Dernière mise à jour : 2 novembre 2020

 

Pour une quatrième saison, le Musée Bruck de Cowansville ouvrira les portes de son salon aux amateurs de musique classique. Quatre concerts seront donnés dans cet espace intime où les mélomanes pourront à nouveau profiter de la proximité des musiciens et des expositions d’arts visuels du moment. On y entendra tour à tour : un…

musique classique

Pour une quatrième saison, le Musée Bruck de Cowansville ouvrira les portes de son salon aux amateurs de musique classique. Quatre concerts seront donnés dans cet espace intime où les mélomanes pourront à nouveau profiter de la proximité des musiciens et des expositions d’arts visuels du moment. On y entendra tour à tour : un duo de violoncelles composé de Noémie Raymond-Friset et de Vincent Bergeron; l’ensemble Flûte alors ! et ses quatre flûtistes à bec; la soprano Catherine Elvira-Chartier accompagnée à la guitare par Pier Carlo Liva; enfin, Marina Thibeault, une altiste récemment nommée Révélation de Radio-Canada. Tous les concerts ont lieu le dimanche matin à 11 h. À compter de 10 h 30, du café et des viennoiseries sont offerts gratuitement dans une salle adjacente au salon.

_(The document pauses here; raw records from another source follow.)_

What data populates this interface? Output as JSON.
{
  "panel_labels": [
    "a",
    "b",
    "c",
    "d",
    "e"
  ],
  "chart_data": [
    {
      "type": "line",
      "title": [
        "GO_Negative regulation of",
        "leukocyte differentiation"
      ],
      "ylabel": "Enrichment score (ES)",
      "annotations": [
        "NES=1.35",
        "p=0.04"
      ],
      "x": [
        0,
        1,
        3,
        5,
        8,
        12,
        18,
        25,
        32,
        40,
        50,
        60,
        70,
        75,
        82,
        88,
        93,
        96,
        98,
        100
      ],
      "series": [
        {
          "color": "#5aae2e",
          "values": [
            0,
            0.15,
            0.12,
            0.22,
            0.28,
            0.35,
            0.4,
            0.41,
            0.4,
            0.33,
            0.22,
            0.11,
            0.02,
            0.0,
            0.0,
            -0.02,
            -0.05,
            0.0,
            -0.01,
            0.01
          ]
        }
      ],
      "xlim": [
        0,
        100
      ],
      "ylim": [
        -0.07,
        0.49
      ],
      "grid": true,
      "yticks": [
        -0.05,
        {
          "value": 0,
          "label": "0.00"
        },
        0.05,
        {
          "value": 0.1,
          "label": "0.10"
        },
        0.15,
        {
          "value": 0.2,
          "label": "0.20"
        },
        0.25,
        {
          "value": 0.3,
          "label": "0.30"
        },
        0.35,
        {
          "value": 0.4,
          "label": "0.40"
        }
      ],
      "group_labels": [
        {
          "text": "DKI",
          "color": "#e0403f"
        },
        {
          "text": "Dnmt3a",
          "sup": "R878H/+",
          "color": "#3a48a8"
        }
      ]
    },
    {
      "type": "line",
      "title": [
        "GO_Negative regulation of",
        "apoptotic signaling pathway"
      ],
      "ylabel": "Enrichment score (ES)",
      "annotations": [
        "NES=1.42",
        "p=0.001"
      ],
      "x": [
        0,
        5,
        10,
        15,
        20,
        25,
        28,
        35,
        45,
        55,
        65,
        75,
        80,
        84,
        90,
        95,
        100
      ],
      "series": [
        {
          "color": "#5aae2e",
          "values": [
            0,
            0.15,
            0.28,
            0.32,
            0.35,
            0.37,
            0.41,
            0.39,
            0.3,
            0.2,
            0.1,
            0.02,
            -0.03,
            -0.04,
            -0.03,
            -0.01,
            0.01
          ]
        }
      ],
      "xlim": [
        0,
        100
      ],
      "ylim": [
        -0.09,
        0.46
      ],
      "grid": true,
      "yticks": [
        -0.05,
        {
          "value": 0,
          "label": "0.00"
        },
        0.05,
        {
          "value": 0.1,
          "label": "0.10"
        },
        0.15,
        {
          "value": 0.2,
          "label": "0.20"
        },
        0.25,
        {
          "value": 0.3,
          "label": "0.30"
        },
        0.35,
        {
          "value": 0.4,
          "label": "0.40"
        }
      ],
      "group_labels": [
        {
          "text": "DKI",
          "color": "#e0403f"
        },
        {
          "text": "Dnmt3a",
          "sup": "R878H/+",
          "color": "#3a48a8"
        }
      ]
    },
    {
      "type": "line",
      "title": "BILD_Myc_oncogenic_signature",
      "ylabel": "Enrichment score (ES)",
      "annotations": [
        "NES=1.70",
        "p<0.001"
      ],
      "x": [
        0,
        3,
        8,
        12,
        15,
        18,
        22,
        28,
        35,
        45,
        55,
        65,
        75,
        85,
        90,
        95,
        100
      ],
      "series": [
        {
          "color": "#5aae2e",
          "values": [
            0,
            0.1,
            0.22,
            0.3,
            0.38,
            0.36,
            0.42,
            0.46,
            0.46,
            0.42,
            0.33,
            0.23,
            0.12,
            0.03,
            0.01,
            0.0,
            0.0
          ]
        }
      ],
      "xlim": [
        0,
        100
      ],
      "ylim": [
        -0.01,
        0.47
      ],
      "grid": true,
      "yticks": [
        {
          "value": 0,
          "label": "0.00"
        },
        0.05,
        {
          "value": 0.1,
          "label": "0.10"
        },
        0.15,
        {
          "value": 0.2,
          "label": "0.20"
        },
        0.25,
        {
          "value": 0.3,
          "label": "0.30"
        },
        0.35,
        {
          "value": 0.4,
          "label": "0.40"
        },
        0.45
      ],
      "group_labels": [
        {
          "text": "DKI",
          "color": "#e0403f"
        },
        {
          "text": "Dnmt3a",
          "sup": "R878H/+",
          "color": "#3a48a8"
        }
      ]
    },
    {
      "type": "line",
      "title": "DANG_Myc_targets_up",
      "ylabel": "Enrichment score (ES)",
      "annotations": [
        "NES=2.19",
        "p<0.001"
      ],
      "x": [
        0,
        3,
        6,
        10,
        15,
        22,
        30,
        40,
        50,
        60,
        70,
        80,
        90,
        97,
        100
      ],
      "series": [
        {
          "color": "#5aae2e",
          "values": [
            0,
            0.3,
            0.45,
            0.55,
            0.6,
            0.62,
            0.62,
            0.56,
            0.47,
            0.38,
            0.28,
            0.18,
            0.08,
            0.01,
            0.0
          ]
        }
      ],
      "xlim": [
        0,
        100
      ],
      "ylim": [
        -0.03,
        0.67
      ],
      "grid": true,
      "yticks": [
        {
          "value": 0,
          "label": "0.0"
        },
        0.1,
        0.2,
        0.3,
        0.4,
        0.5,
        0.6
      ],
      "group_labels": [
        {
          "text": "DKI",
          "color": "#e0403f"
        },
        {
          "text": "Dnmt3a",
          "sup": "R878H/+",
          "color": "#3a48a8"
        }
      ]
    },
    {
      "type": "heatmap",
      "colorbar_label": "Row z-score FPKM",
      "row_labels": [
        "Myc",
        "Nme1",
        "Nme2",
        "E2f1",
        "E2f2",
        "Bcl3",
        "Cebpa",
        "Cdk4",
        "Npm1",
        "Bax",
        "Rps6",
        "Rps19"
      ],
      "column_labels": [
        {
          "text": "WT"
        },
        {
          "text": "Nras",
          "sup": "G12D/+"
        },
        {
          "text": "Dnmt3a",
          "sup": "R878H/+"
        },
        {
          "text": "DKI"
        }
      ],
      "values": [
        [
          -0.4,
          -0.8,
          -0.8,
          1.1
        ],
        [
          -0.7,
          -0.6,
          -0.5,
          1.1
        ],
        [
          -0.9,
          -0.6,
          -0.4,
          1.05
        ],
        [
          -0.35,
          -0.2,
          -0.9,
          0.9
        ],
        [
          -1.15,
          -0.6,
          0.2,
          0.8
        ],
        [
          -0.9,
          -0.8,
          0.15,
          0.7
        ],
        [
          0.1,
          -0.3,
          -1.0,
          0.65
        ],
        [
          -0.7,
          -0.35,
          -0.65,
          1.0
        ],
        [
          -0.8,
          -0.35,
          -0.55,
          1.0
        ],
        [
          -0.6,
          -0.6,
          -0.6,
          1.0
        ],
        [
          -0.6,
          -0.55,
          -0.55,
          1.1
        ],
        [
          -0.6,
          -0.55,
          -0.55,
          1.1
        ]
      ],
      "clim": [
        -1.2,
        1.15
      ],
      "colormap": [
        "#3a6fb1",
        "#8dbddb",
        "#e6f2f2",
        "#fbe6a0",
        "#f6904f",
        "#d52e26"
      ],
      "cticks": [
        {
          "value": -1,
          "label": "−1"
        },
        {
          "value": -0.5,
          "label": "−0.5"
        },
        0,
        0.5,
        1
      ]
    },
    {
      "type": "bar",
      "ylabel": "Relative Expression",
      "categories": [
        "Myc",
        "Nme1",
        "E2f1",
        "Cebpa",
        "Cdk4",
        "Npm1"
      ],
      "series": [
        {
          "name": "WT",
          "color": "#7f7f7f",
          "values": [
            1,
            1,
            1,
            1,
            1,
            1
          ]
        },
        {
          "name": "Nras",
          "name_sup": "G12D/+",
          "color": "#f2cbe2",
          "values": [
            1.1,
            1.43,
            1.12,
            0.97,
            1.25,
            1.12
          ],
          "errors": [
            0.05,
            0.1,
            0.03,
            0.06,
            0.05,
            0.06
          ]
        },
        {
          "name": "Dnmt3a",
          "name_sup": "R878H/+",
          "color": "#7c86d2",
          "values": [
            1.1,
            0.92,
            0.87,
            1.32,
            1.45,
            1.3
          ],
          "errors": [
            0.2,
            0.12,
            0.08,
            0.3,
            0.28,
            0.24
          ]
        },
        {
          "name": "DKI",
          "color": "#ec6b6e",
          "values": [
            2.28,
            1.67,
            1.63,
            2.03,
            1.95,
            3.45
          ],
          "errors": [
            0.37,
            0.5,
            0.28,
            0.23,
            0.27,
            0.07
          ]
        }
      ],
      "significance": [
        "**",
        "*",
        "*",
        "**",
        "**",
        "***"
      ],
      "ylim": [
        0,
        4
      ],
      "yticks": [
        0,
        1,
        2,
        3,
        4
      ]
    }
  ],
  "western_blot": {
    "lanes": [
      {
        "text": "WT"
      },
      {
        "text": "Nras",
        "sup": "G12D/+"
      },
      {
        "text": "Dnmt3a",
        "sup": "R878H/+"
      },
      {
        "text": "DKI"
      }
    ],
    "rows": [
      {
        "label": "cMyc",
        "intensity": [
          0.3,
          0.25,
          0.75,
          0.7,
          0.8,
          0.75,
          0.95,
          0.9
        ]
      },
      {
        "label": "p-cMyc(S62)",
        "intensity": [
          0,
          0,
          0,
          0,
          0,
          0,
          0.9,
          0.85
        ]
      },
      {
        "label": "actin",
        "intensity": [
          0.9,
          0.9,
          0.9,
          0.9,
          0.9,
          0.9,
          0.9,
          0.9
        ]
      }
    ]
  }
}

Financée en grande partie par la municipalité, cette série intitulée Musique au salon, bénéficie du soutien du Service de la culture, du tourisme et du patrimoine, et de la collaboration de l’organisme Sur la scène Davignon. Le coût d’entrée est donc minime, et à partir de maintenant, les billets peuvent être achetés sur le site de cet organisme. Peut-on d’ores et déjà conclure que cette série est une réussite ? Quelques explications permettront de nuancer la réponse.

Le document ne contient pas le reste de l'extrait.